His comments followed after the Government announced new property measures to further safeguard the interests of Singaporeans whose property purchase is primarily not for financial investment but for residence.
According to PropNex, the second HDB concessionary loan is extended to downgraders on condition that they are only allowed to keep 50% of the cash proceeds from the sale of their initial property or $25,000, whichever is higher, and the rest must be used to finance the second flat.
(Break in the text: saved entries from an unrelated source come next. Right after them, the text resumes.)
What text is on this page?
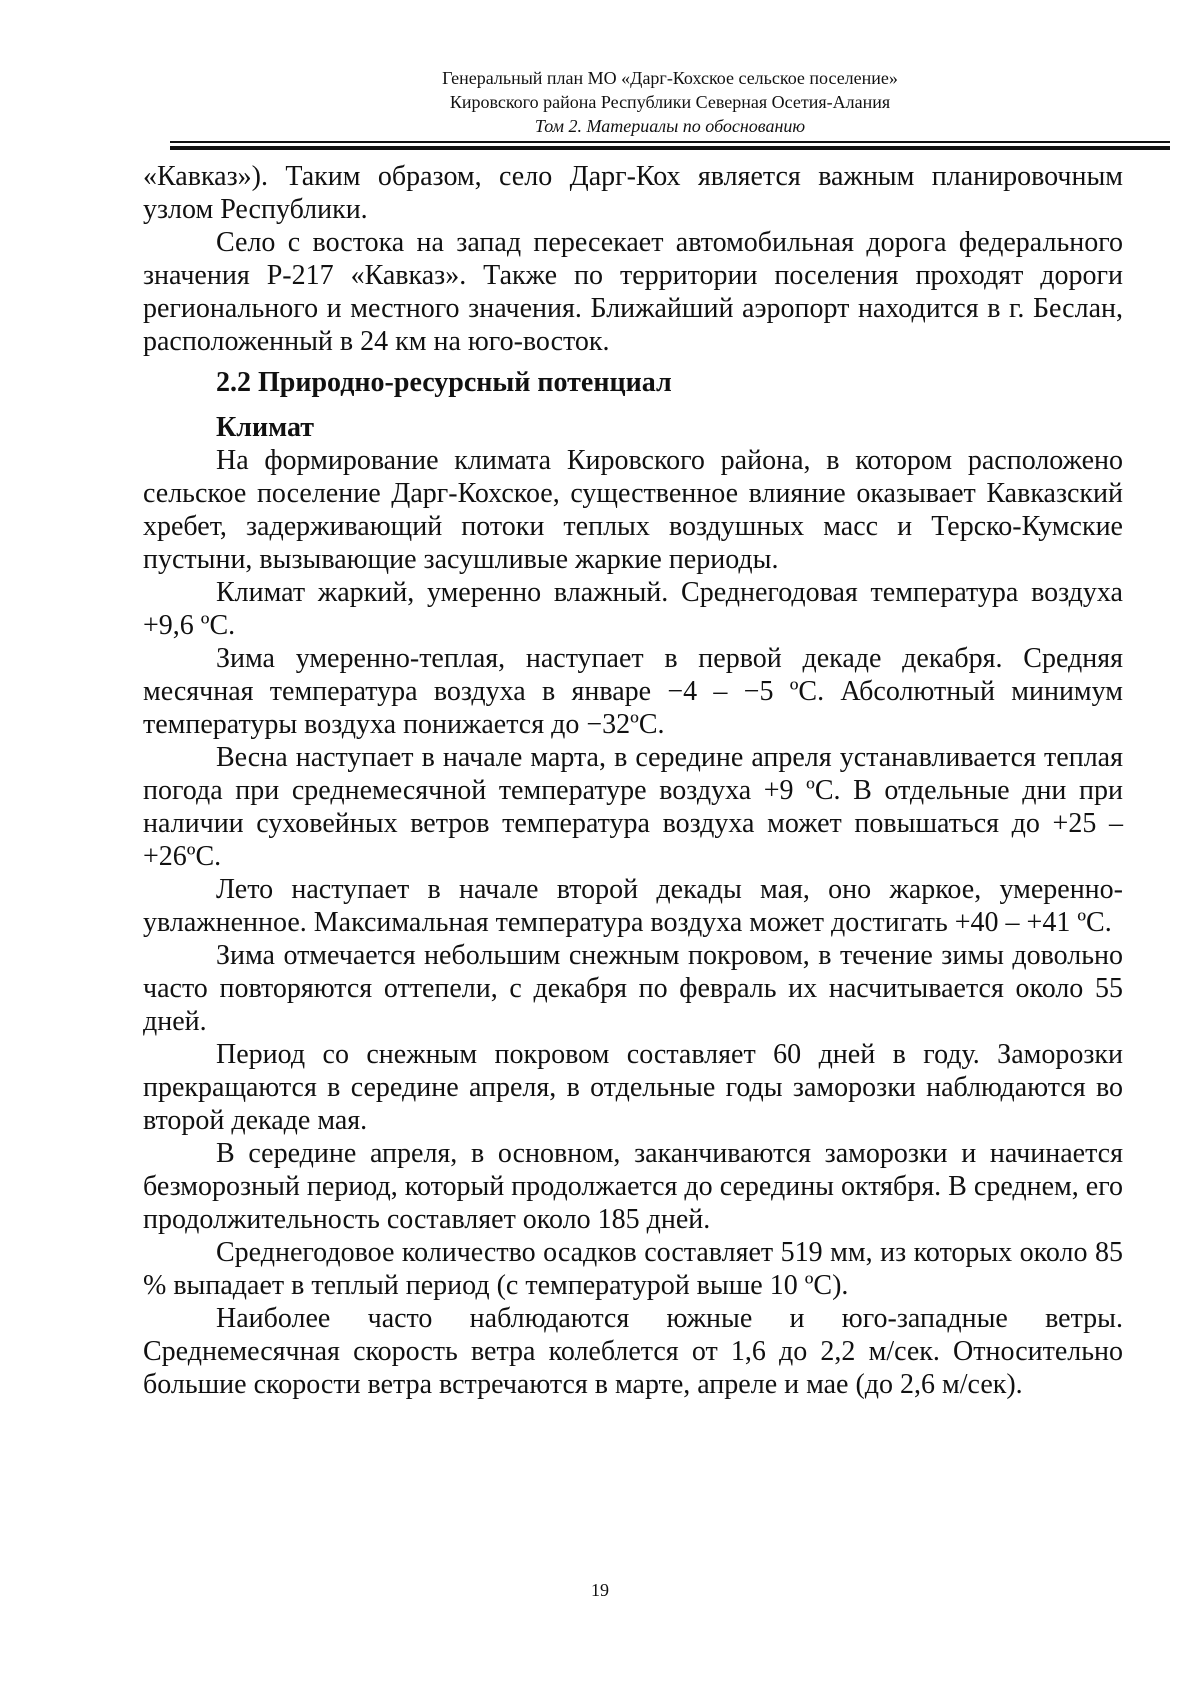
Генеральный план МО «Дарг-Кохское сельское поселение»
Кировского района Республики Северная Осетия-Алания
Том 2. Материалы по обоснованию

«Кавказ»). Таким образом, село Дарг-Кох является важным планировочным узлом Республики.

Село с востока на запад пересекает автомобильная дорога федерального значения Р-217 «Кавказ». Также по территории поселения проходят дороги регионального и местного значения. Ближайший аэропорт находится в г. Беслан, расположенный в 24 км на юго-восток.

2.2 Природно-ресурсный потенциал
Климат

На формирование климата Кировского района, в котором расположено сельское поселение Дарг-Кохское, существенное влияние оказывает Кавказский хребет, задерживающий потоки теплых воздушных масс и Терско-Кумские пустыни, вызывающие засушливые жаркие периоды.

Климат жаркий, умеренно влажный. Среднегодовая температура воздуха +9,6 ºС.

Зима умеренно-теплая, наступает в первой декаде декабря. Средняя месячная температура воздуха в январе −4 – −5 ºС. Абсолютный минимум температуры воздуха понижается до −32ºС.

Весна наступает в начале марта, в середине апреля устанавливается теплая погода при среднемесячной температуре воздуха +9 ºС. В отдельные дни при наличии суховейных ветров температура воздуха может повышаться до +25 – +26ºС.

Лето наступает в начале второй декады мая, оно жаркое, умеренно-увлажненное. Максимальная температура воздуха может достигать +40 – +41 ºС.

Зима отмечается небольшим снежным покровом, в течение зимы довольно часто повторяются оттепели, с декабря по февраль их насчитывается около 55 дней.

Период со снежным покровом составляет 60 дней в году. Заморозки прекращаются в середине апреля, в отдельные годы заморозки наблюдаются во второй декаде мая.

В середине апреля, в основном, заканчиваются заморозки и начинается безморозный период, который продолжается до середины октября. В среднем, его продолжительность составляет около 185 дней.

Среднегодовое количество осадков составляет 519 мм, из которых около 85 % выпадает в теплый период (с температурой выше 10 ºС).

Наиболее часто наблюдаются южные и юго-западные ветры. Среднемесячная скорость ветра колеблется от 1,6 до 2,2 м/сек. Относительно большие скорости ветра встречаются в марте, апреле и мае (до 2,6 м/сек).

19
"Allowing these people to unlock 50% of their cash proceeds while still qualifying for the HDB bank loan will certainly be helpful to downgraders," said Mr Ismail, "and we may see an increase in market activity due to an increase in downgraders."
Another measure announced, modelled after the Ethnic Integration Policy (EIP), is the quota cap of 8% PRs in each block and 5% within each neighbourhood. The Singaporean Permanent Resident (SPR) Quota applies to all PRs except Malaysians who, like all PRs, have to follow the EIP.
There will also be a reduction of $10,000 in the CPF Housing Grant for couples which consist of one Singaporean Citizen and one Permanent Resident (PR), wherein the $10,000 will be granted or returned once the PR spouse becomes a Singapore Citizen, or when the couple bear a child who is a Singaporean Citizen.
"These moves should allay the fears of those Singaporeans who feel that PRs are partly to blame for driving up HDB resale flat prices," said Mr Ismail, adding that PR population only accounts of 8% of the HDB dwellers, their impact on prices so far has been minimal at most.
Meanwhile, the Minimum Occupation Period (MOP) for buyers of HDB flats without CPF Grants was raised from 1 year and 2.5 years for bank loans and HDB loans to three years regardless, which Mr Ismail believes at most will encourage buyers to adopt a mid-to-long term view in their property purchases.